Jun 20, 2013 © Ulrich Theobald

Xu chajing 續茶經 "Continued Classic of Tea" is a book on tea written by the Qing period 清 (1644-1911) scholar Lu Tingcan 陸廷燦, courtesy name Lu Zhizhao 陸秩昭. He came from Jiading 嘉定 near Shanghai and was magistrate (zhixian 知縣) of Chong'an 崇安 and expectant ministerial secretary (houbu zhushi 候補主事). Except his book on tea he has written the biji "brush notes" style essay collections Nancun suibi 南村隨筆 and Yizhai zhi 藝齋志.
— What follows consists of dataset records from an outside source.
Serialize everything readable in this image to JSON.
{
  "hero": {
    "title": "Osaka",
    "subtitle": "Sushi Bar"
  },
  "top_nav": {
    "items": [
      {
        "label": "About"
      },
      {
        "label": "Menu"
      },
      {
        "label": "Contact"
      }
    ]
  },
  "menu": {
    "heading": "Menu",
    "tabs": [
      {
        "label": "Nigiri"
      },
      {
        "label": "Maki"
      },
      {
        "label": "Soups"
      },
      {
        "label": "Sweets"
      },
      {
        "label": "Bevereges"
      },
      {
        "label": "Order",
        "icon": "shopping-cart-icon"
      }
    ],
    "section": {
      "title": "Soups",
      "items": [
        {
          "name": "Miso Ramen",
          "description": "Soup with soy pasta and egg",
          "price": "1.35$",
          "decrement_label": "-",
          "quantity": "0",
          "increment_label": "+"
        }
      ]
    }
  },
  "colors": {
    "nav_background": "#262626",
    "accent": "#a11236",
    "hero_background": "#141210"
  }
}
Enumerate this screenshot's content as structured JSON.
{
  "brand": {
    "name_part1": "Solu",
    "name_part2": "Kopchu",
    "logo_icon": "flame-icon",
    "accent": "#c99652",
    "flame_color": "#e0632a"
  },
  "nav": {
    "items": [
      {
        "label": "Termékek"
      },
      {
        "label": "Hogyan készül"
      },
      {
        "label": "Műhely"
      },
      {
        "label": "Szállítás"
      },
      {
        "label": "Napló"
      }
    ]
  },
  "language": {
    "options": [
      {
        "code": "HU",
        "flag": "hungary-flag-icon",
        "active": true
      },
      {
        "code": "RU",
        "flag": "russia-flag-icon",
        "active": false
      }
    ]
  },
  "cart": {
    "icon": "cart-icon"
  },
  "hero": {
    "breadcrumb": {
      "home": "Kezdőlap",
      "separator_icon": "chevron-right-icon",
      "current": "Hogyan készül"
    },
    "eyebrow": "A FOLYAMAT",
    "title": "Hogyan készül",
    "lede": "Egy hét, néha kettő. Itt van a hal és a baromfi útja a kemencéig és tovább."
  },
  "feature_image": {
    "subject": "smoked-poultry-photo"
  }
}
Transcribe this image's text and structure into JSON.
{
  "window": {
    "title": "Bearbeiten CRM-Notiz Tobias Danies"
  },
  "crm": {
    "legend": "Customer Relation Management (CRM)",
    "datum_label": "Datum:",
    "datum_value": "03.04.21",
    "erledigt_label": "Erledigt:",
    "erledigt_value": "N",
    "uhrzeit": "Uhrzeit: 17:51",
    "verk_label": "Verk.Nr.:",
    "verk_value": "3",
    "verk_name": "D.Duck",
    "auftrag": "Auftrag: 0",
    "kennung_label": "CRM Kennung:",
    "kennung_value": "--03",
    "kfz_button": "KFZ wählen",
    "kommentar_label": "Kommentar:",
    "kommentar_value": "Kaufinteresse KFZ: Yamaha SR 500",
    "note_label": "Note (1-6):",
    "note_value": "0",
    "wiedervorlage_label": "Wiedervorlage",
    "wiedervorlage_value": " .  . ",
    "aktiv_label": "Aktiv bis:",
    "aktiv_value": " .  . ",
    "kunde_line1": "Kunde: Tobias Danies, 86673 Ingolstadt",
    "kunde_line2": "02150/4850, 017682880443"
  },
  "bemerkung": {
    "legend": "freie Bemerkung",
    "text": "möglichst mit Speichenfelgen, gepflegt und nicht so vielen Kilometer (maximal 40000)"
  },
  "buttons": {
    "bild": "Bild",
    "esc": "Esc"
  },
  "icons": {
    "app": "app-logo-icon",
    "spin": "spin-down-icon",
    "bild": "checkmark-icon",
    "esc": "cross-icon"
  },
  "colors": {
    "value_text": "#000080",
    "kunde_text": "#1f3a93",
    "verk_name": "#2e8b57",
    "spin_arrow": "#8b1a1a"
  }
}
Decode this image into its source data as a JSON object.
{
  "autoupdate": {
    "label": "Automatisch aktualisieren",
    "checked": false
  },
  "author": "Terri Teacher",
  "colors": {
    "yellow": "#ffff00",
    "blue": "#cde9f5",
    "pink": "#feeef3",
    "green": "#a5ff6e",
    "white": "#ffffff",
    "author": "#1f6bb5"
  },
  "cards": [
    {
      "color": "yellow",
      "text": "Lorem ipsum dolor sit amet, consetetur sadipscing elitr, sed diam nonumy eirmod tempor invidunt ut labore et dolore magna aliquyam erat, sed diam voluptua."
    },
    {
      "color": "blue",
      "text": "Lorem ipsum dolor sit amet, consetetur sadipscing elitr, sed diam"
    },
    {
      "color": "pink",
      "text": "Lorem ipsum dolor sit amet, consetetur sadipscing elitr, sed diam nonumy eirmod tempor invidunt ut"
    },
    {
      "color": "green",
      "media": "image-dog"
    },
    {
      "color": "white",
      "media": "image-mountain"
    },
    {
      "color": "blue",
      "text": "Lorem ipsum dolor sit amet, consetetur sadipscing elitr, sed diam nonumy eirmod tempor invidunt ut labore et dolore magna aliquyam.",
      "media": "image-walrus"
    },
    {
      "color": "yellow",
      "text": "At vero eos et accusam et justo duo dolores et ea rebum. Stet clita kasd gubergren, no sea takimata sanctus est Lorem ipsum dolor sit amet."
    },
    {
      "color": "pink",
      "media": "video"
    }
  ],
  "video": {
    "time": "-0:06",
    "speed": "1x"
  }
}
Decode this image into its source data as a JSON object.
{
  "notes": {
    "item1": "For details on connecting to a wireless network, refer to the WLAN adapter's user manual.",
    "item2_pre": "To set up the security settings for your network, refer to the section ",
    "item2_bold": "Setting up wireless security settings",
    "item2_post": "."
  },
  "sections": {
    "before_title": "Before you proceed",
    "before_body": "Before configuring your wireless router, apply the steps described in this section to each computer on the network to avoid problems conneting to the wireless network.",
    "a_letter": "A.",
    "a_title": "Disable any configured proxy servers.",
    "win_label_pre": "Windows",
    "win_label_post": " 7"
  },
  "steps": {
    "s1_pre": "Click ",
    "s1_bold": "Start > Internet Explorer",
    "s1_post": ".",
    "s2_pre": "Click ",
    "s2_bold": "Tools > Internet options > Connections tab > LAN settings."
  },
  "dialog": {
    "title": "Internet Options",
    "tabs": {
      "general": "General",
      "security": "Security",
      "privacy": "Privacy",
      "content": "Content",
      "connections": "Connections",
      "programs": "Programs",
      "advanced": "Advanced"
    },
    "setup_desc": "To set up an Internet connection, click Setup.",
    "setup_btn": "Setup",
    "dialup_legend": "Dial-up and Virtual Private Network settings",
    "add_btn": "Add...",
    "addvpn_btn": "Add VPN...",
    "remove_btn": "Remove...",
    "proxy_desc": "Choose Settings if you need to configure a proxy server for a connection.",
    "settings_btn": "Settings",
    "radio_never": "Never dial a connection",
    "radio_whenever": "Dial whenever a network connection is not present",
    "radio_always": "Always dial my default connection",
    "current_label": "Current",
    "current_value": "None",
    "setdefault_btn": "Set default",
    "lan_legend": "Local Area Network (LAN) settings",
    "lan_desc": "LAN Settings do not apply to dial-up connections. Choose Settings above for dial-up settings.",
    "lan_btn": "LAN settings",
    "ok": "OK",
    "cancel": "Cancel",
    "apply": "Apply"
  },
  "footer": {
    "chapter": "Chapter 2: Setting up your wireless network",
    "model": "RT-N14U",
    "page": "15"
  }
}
The 3 juan "scrolls" long is written as a kind of supplement to Lu Yu's 陸羽 famous book Chajing 茶經 from the Tang period 唐 (618-907). Yet since Lu Yu's times variatons of tea and preparation methods had changed drastically. In the district of Chong'an, for instance, the famous tea of the Wuyi mountains 武夷山 (in England known as Bohea Tea) was very popular among Chinese and foreigners. During the Tang period that region was not yet a centre of tea cultivation. The chapters of the Xu chajing are, at least in the first part, roughly the same as in Lu Yu's Chajing. The last scroll consists of an appendix in which the history of preparation methods is described. The Xu chajing was first printed in 1735 by the Shouchun Hall 壽椿堂. It is included in the reprint series Siku quanshu 四庫全書.

Source:
Li Xueqin 李學勤, Lü Wenyu 呂文郁, eds. (1996). Siku da cidian 四庫大辭典 (Changchun: Jilin daxue chubanshe), Vol. 2, 1860.